Vertrauen ist gut, Kontrolle besser?
Lenin sagte es bereits: Vertrauen ist gut, Kontrolle besser. Sollte aber für Amazon vielleicht anders heißen: Kontrolle ist gut, Vertrauen besser. Mit weniger Leistungsdruck wird ein Arbeitsumfeld erzeugt, das die Motivation und somit auch die Arbeitsleistung der Mitarbeiter steigert. Somit wird einem abermals bewusst, dass bei der ständigen Effizienzsteigerung und der „Preisdumpings“ nicht alle Parteien profitieren.

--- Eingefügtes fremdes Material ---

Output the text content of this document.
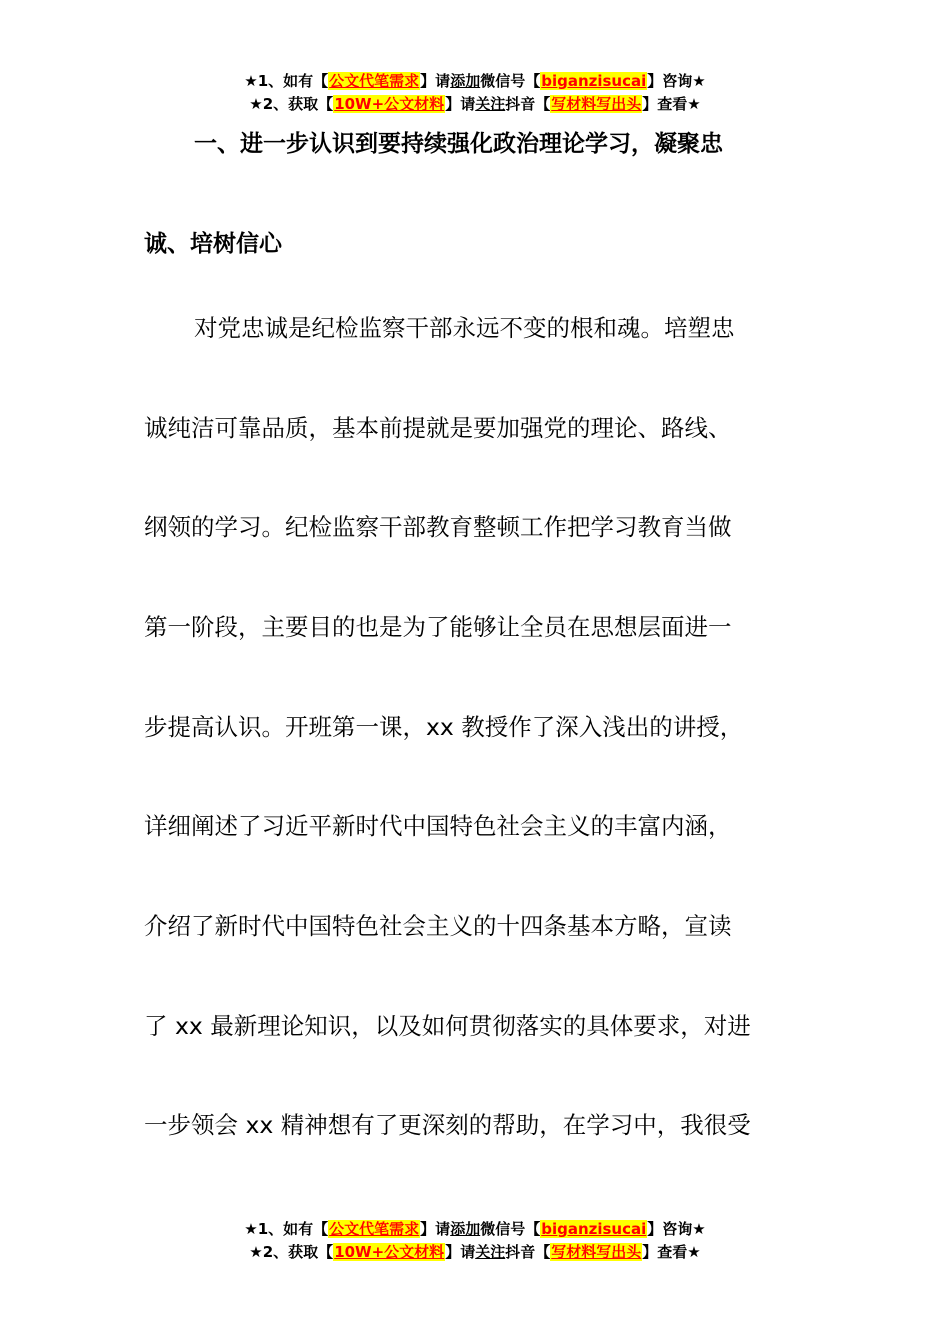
★1、如有【公文代笔需求】请添加微信号【biganzisucai】咨询★
★2、获取【10W+公文材料】请关注抖音【写材料写出头】查看★
一、进一步认识到要持续强化政治理论学习，凝聚忠
诚、培树信心
对党忠诚是纪检监察干部永远不变的根和魂。培塑忠
诚纯洁可靠品质，基本前提就是要加强党的理论、路线、
纲领的学习。纪检监察干部教育整顿工作把学习教育当做
第一阶段，主要目的也是为了能够让全员在思想层面进一
步提高认识。开班第一课，xx 教授作了深入浅出的讲授，
详细阐述了习近平新时代中国特色社会主义的丰富内涵，
介绍了新时代中国特色社会主义的十四条基本方略，宣读
了 xx 最新理论知识，以及如何贯彻落实的具体要求，对进
一步领会 xx 精神想有了更深刻的帮助，在学习中，我很受
★1、如有【公文代笔需求】请添加微信号【biganzisucai】咨询★
★2、获取【10W+公文材料】请关注抖音【写材料写出头】查看★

Wie es bei dem Bescheid der Datenschutzaufsichtsbehörde an Amazon weitergehen wird, ist unklar. Ein Amazon-Sprecher teilte dem NDR jedoch mit, dass Amazon der Ansicht sei, die Art und Weise der Datenerhebung sei rechtmäßig. Bis zum 03. Dezember könne Amazon gegen den Bescheid der Aufsichtsbehörde Klage einreichen.
Großartige Seite! Sehr informativ. Das doch streckenweise trockene Thema Datenschutz wird anschaulich, praxisnah und verständlich behandelt. Ich freue mich, diese Seite gefunden zu haben. Sie ist eine Bereicherung. Vielleicht könnte man die gängigen Vorbehalte gegen den Datenschutz in die einzelnen Themen einbauen um sie zu erörtern und bestenfalls zu widerlegen.